In this episode, operatives are killing their bosses and can't remember doing it afterward. Cathy and Frank (Penny) investigate an old CIA program that did the Manchurian Candidate number with the keyword.
Manchurian Candidate, Scarecrow and Mrs. King - it's all pretty routine stuff, but if you have nothing better to do, these shows are pleasant enough. None of the Hallmark series move very quickly, and they all suffer from poor pacing. Thompson is still pretty and perky, and the show utilizes some of the once-familiar stars. This time it's Erin Gray as a rival of Cathy's and Monk's psychiatrist, Stanley Kamel, as a mind-control teacher.
I wish Penny could be doing something more substantial, and Thompson, too, for that matter. Until then, "Jane Doe" will have to do.

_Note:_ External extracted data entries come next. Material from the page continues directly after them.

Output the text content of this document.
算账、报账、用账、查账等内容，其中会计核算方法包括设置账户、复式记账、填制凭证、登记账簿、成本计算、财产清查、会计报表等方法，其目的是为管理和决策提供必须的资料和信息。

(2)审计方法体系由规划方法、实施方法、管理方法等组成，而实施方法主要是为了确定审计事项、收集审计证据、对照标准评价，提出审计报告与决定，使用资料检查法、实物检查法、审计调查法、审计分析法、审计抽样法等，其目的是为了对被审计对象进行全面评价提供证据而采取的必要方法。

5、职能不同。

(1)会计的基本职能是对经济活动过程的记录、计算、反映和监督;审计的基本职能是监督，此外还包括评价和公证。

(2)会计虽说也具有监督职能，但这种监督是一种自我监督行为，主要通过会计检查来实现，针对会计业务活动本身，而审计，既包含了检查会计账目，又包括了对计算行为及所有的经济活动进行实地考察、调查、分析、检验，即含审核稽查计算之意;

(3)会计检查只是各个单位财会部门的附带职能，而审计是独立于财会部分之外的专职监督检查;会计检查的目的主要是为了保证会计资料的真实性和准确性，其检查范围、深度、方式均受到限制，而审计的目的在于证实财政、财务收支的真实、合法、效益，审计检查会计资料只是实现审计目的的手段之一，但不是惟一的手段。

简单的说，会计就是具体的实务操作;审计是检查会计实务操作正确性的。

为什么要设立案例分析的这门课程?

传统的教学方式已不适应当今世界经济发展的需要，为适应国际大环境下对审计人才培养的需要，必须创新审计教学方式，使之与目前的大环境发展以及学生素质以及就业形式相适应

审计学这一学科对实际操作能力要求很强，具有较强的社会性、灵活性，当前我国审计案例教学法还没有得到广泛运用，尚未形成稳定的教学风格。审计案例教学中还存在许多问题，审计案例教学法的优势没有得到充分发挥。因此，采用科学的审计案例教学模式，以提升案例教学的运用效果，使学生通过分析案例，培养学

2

Superior entry in the Jane Doe series boasts superior supporting cast and a few unforeseen twists
There are plenty of plot twists and fine performances by supporting characters to go around in this 2007 entry in Hallmark's Jane Doe Mystery series. The result is a very enjoyable 84 minutes.
For those not familiar with the CSA agent whose cover is working for a puzzle company while being wife and mother of the typical American family, the agency intrigue here is much more multi-layered and provides a much broader spectrum of performances than in previous entries. Joe Penny, Scott Paulin, Erin Gray, Shashawnee Hall, Caroline WIlliams, and Steve Vinovich all provide solid characterizations with signature quirks in their roles in the mystery. THe extraordinary performances are added by the late Stanley Kamel whose misuse of a CSA protocol was a highlight of the film for me and Richard Libertini as the old scientist abandoned to live like a crazy man in the desert.
The other interesting part here is the acting of the actor who played the son, relatively undistinguished in the earlier entries. Here, he gets something to do with a subplot on an unconventional and somewhat unethical way of making money and how he handles it in a way that is parents can live with. The fellow playing the corrupt developer is also quite good in giving his own signature to a hackneyed and stereotyped caricature.
Overall, of course, we're talking about a TV murder mystery. The only reason we call it a movie instead of an episode of a TV series is that it happens to be longer than an hour. All that said, How TO FIre Your Boss is more novel, more interesting, and more amusing than most such entries.